Codimension one rational equivalence classes are parametrized by $Pic(X)= H^1(X,\mathcal O_X^{\ast})$ while algebraic equivalence classes are parametrized by the Neron-Severi group of $X$, which can be defined as the image of the Chern class map from $Pic(X)$ to $H^2(X,\mathbb Z)$. It follows that in codimension one

- the group of
**rational** equivalence classes is a countable union of abelian varieties;
- the groups of
**algebraic** equivalence classes and **homological** equivalence classes coincide, and are equal to $NS(X)$ a subgroup of $H^2(X,\mathbb Z)$;
- the group of
**numerical** equivalence classes is the quotient of $NS(X)$ by its torsion subgroup.

## Higher codimension

The higher codimension case, as pointed out by Tony Pantev, is considerably more complicate and algebraic and homological equivalence no longer coincide.

Concerning rational equivalence, Mumford proved that the Chow group of zero cycles of surfaces admitting non-zero holomorphic $2$-forms are **infinite dimensional**, contradicting a conjecture by Severi. The paper is Mumford, D. Rational equivalence of $0$-cycles on surfaces. J. Math. Kyoto Univ. 9 1968.

## Warning

The definitions of rational and algebraic equivalence at wikipedia are not correct.
I will commment below on the algebraic equivalence.

There one can find the following definition.

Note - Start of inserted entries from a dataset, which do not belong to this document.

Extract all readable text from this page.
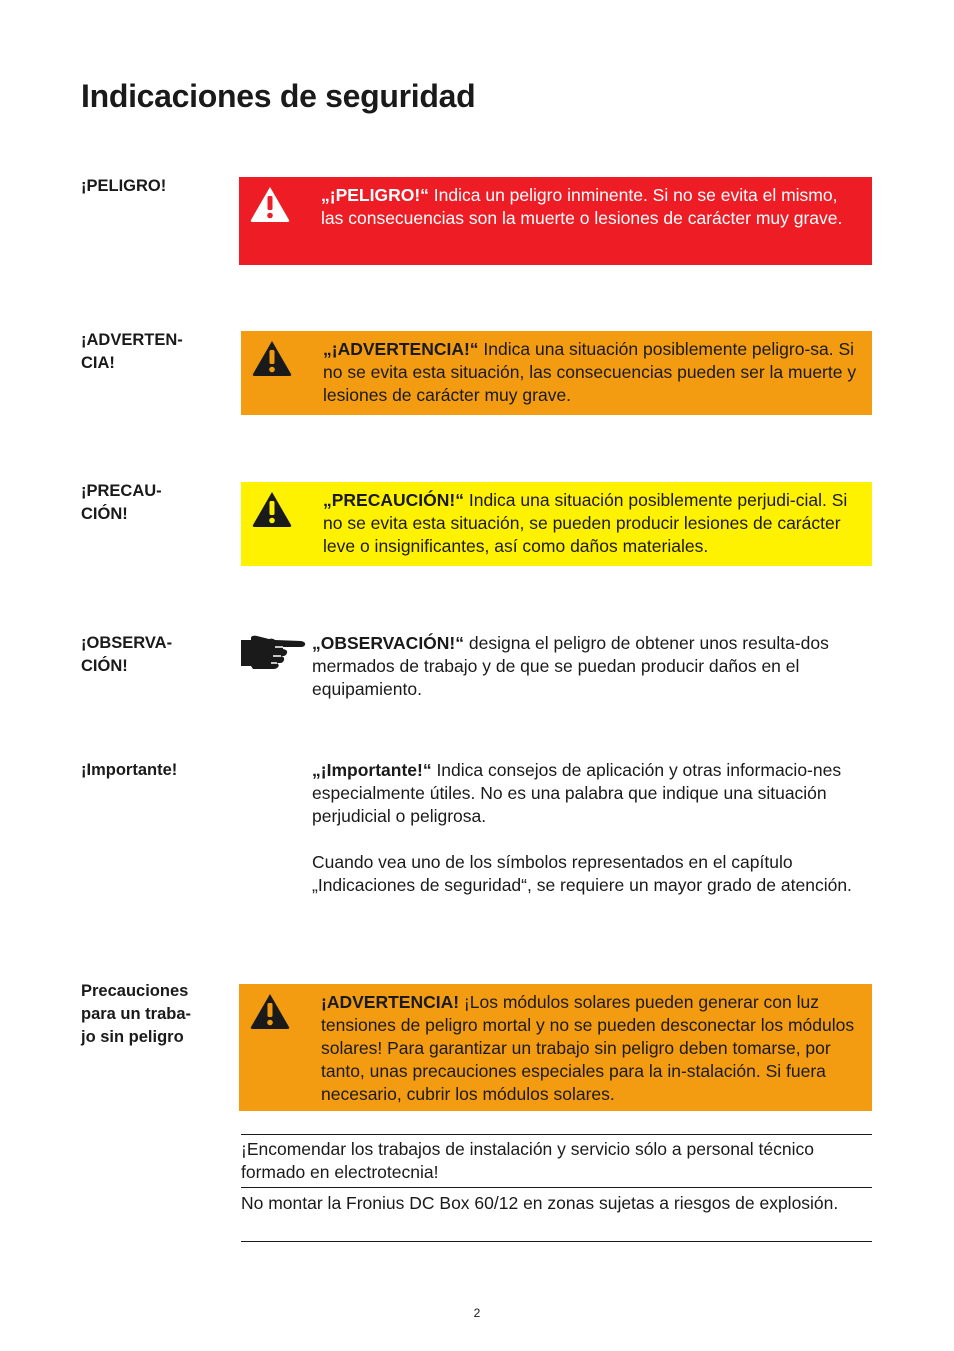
Indicaciones de seguridad
¡PELIGRO!	„¡PELIGRO!“ Indica un peligro inminente. Si no se evita el mismo, las consecuencias son la muerte o lesiones de carácter muy grave.
¡ADVERTEN-
CIA!
„¡ADVERTENCIA!“ Indica una situación posiblemente peligro-sa. Si no se evita esta situación, las consecuencias pueden ser la muerte y lesiones de carácter muy grave.
¡PRECAU-
CIÓN!
„PRECAUCIÓN!“ Indica una situación posiblemente perjudi-cial. Si no se evita esta situación, se pueden producir lesiones de carácter leve o insignificantes, así como daños materiales.
¡OBSERVA-
CIÓN!
„OBSERVACIÓN!“ designa el peligro de obtener unos resulta-dos mermados de trabajo y de que se puedan producir daños en el equipamiento.
¡Importante!	„¡Importante!“ Indica consejos de aplicación y otras informacio-nes especialmente útiles. No es una palabra que indique una situación perjudicial o peligrosa.
Cuando vea uno de los símbolos representados en el capítulo „Indicaciones de seguridad“, se requiere un mayor grado de atención.
Precauciones
para un traba-
jo sin peligro
¡ADVERTENCIA! ¡Los módulos solares pueden generar con luz tensiones de peligro mortal y no se pueden desconectar los módulos solares! Para garantizar un trabajo sin peligro deben tomarse, por tanto, unas precauciones especiales para la in-stalación. Si fuera necesario, cubrir los módulos solares.
¡Encomendar los trabajos de instalación y servicio sólo a personal técnico formado en electrotecnia!
No montar la Fronius DC Box 60/12 en zonas sujetas a riesgos de explosión.
2
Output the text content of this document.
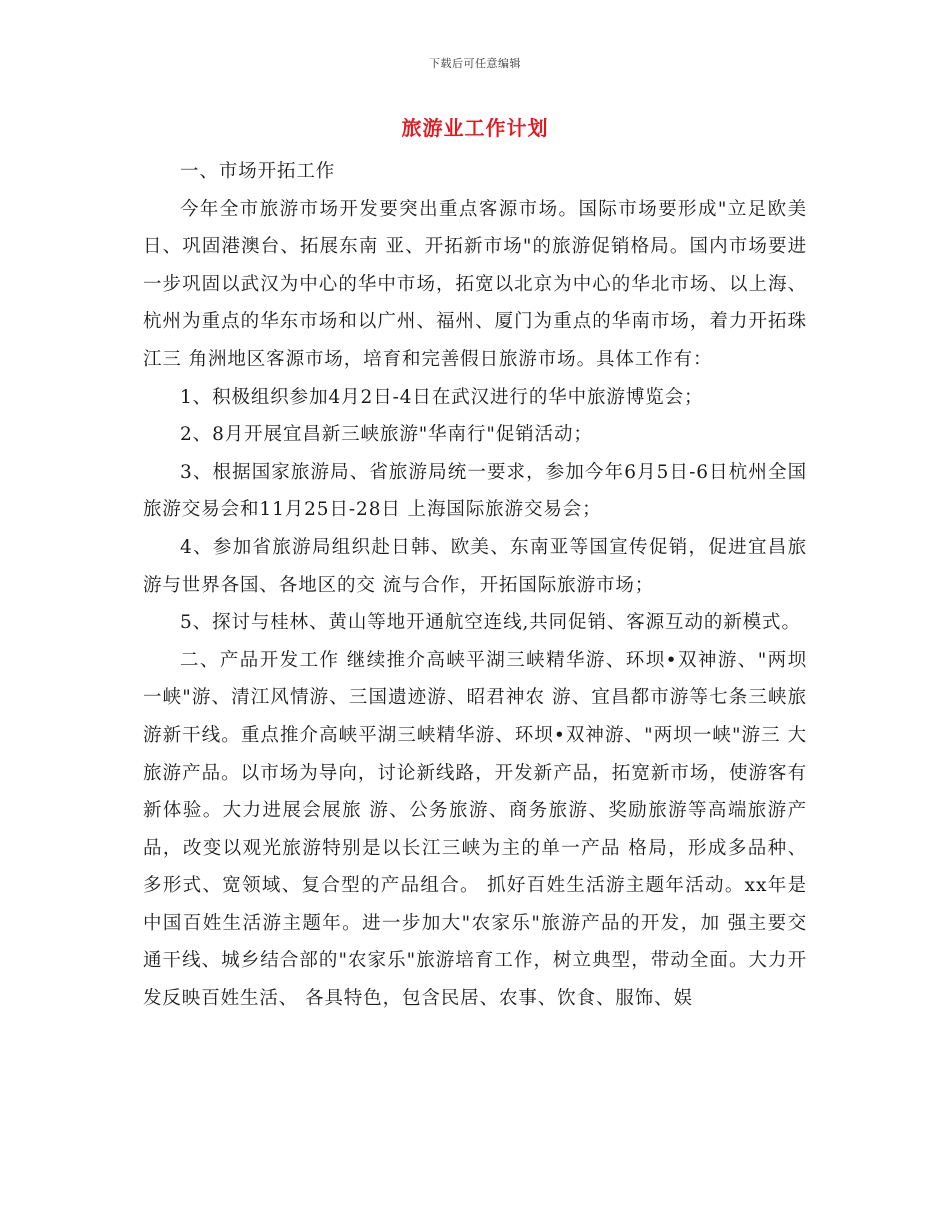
下载后可任意编辑
旅游业工作计划

一、市场开拓工作

今年全市旅游市场开发要突出重点客源市场。国际市场要形成"立足欧美日、巩固港澳台、拓展东南 亚、开拓新市场"的旅游促销格局。国内市场要进一步巩固以武汉为中心的华中市场，拓宽以北京为中心的华北市场、以上海、杭州为重点的华东市场和以广州、福州、厦门为重点的华南市场，着力开拓珠江三 角洲地区客源市场，培育和完善假日旅游市场。具体工作有：

1、积极组织参加4月2日-4日在武汉进行的华中旅游博览会；

2、8月开展宜昌新三峡旅游"华南行"促销活动；

3、根据国家旅游局、省旅游局统一要求，参加今年6月5日-6日杭州全国旅游交易会和11月25日-28日 上海国际旅游交易会；

4、参加省旅游局组织赴日韩、欧美、东南亚等国宣传促销，促进宜昌旅游与世界各国、各地区的交 流与合作，开拓国际旅游市场；

5、探讨与桂林、黄山等地开通航空连线,共同促销、客源互动的新模式。

二、产品开发工作 继续推介高峡平湖三峡精华游、环坝•双神游、"两坝一峡"游、清江风情游、三国遗迹游、昭君神农 游、宜昌都市游等七条三峡旅游新干线。重点推介高峡平湖三峡精华游、环坝•双神游、"两坝一峡"游三 大旅游产品。以市场为导向，讨论新线路，开发新产品，拓宽新市场，使游客有新体验。大力进展会展旅 游、公务旅游、商务旅游、奖励旅游等高端旅游产品，改变以观光旅游特别是以长江三峡为主的单一产品 格局，形成多品种、多形式、宽领域、复合型的产品组合。 抓好百姓生活游主题年活动。xx年是中国百姓生活游主题年。进一步加大"农家乐"旅游产品的开发，加 强主要交通干线、城乡结合部的"农家乐"旅游培育工作，树立典型，带动全面。大力开发反映百姓生活、 各具特色，包含民居、农事、饮食、服饰、娱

$Z ∼_{alg} Z'$ if there exists a curve $C$ and a
cycle $V$ on $X × C$ flat over C, such
that $$V \cap \left( X \times\lbrace c\rbrace \right) = Z \quad \text{ and }
\quad V \cap \left( X \times\lbrace c\rbrace \right) = Z'
> $$ for two points $c$ and $d$ on the
curve.

This is not correct. The correct definition is

$Z ∼_{alg} Z'$ if there exists a curve $C$ and a
cycle $V$ on $X × C$ flat over C, such
that $$V \cap \left( X \times\lbrace c\rbrace \right) -
> V \cap \left( X \times\lbrace d\rbrace \right) = Z - Z'
> $$ for two points $c$ and $d$ on the
curve.

To construct an example of two algebraically equivalent divisors which do not satisfy the wikipedia definition let $X$ be a projective variety with $H^1(X,\mathcal O_X) \neq 0$ and
take a non-trivial line-bundle $\mathcal L$ over $X$ with zero Chern class.
If $Y = \mathbb P ( \mathcal O_X \oplus \mathcal L)$ then $Y$ contains two copies $X_0$ and $X_{\infty}$ of $X$ ( one for each factor of $\mathcal O_X \oplus \mathcal L$ ) which are algebraically equivalent but can't be deformed because their normal bundles are $\mathcal L$ and $\mathcal L^{\ast}$. This does not contradict the second definition because for sufficiently ample divisors $H$ it is clear $X_0 + H$ can be deformed into $X_{\infty} + H$.